Comme si ces mots lui avaient jeté un sort, Danielle laissa échapper une sorte de râle au moment où l’avocat termina sa phrase. Chloé n’avait jamais entendu un tel son sortir de la bouche de sa sœur et ça lui brisa le cœur. Elle jeta un regard de haine en direction de Jackson, qui soupira et sortit lentement de la pièce, en refermant la porte derrière lui.

Ce fut à ce moment-là que Danielle se leva de sa chaise et se précipita près de Chloé. Les deux sœurs s’embrassèrent de la même manière qu’elles le faisaient quand elles étaient enfants, d’une manière qui rappelait ces journées insouciantes d’été et ces nuits peuplées de cauchemars. Chloé dut ravaler ses propres pleurs en prenant Danielle dans ses bras.

« J’aimerais pouvoir te dire que tout ira bien, mais je ne peux pas encore le faire, » dit Chloé.

« Je sais, » dit Danielle à son oreille. « Et ce n’est pas grave. Ce n’est pas ton boulot. »

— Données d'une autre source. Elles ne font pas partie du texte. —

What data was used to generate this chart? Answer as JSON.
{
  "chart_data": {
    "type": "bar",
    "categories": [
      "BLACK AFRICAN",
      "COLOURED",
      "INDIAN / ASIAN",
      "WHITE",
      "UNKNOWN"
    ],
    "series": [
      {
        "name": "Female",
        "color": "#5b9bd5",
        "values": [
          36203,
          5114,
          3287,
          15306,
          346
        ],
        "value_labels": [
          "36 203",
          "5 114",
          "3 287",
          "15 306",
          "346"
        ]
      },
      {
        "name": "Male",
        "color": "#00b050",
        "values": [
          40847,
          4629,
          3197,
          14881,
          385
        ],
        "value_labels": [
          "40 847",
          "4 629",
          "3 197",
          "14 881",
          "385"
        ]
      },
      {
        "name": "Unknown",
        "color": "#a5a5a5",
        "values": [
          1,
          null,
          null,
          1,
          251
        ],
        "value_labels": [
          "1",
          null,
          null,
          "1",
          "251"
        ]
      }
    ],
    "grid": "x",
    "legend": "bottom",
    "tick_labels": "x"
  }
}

Mais Chloé n’était pas d’accord. Si elle avait l’ambition de devenir un bon agent, quel meilleur moyen de le faire que d’élucider cette affaire – que d’innocenter sa sœur alors que toutes les preuves étaient contre elle ?

Si elle avait l’intention de devenir un agent digne de ce nom, alors c’était son boulot.